Вот здорово-то! Они въехали на мост, а в это время под ним прошёл поезд, и получилось, что трамвай его переехал. Валерка даже сам не замечает, что смеётся, — до того ему забавным это показалось. А трамвай уже сбавляет скорость, останавливается, и из обеих его дверей выходят люди.
Дядя Саша крепко держит Валерку за руку и быстрым шагом идёт к проходной.
— Ваш пропуск, молодой человек? — строго спросил Валерку вахтёр в тёмно — синей гимнастёрке с большими зелёными квадратными петлицами на отложном воротнике.
— Я с дядей Сашей, — с тревогой в голосе ответил Валерка.
— Пропусти его, Иван Степаныч, — просит дядя Саша, — сегодня у нас воскресник, да и цех я обещал ему показать.
— Не положено же, Александр Максимович, сами знаете…
— Конечно, знаю, но сегодня — воскресенье, твоего начальства нет.
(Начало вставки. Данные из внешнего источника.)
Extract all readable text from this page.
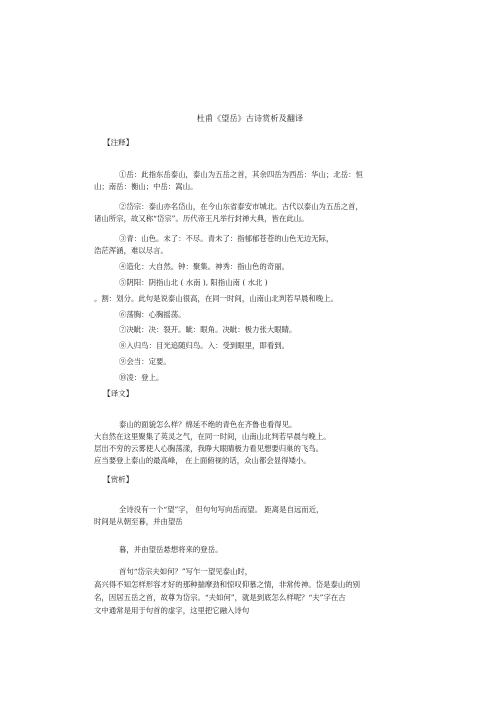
杜甫《望岳》古诗赏析及翻译
【注释】
①岳：此指东岳泰山，泰山为五岳之首，其余四岳为西岳：华山；北岳：恒
山；南岳：衡山；中岳：嵩山。
②岱宗：泰山亦名岱山，在今山东省泰安市城北。古代以泰山为五岳之首，
诸山所宗，故又称“岱宗”。历代帝王凡举行封禅大典，皆在此山。
③青：山色。未了：不尽。青未了：指郁郁苍苍的山色无边无际，
浩茫浑涵，难以尽言。
④造化：大自然。钟：聚集。神秀：指山色的奇丽。
⑤阴阳：阴指山北 ( 水南 ), 阳指山南 ( 水北 )
。割：划分。此句是说泰山很高，在同一时间，山南山北判若早晨和晚上。
⑥荡胸：心胸摇荡。
⑦决眦：决：裂开。眦：眼角。决眦：极力张大眼睛。
⑧入归鸟：目光追随归鸟。入：受到眼里，即看到。
⑨会当：定要。
⑩凌：登上。
【译文】
泰山的面貌怎么样？绵延不绝的青色在齐鲁也看得见。
大自然在这里聚集了英灵之气，在同一时间，山南山北判若早晨与晚上。
层出不穷的云雾使人心胸荡漾，我睁大眼睛极力看见想要归巢的飞鸟。
应当要登上泰山的最高峰， 在上面俯视的话，众山都会显得矮小。
【赏析】
全诗没有一个“望”字， 但句句写向岳而望。 距离是自远而近，
时间是从朝至暮，并由望岳
暮，并由望岳悬想将来的登岳。
首句“岱宗夫如何？”写乍一望见泰山时，
高兴得不知怎样形容才好的那种揣摩劲和惊叹仰慕之情，非常传神。岱是泰山的别
名，因居五岳之首，故尊为岱宗。“夫如何”，就是到底怎么样呢？“夫”字在古
文中通常是用于句首的虚字，这里把它融入诗句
Так что давай возьмём грех на душу. Он будет около меня, и мы долго не задержимся.
Вахтёр молчит, наверное, думает, а у Валерки от страха даже губы трясутся.
— Ну ладно, идите, только не задерживайтесь долго, в четыре часа я сменяюсь, — неохотно разрешает вахтёр, и Валерка облегчённо вздыхает.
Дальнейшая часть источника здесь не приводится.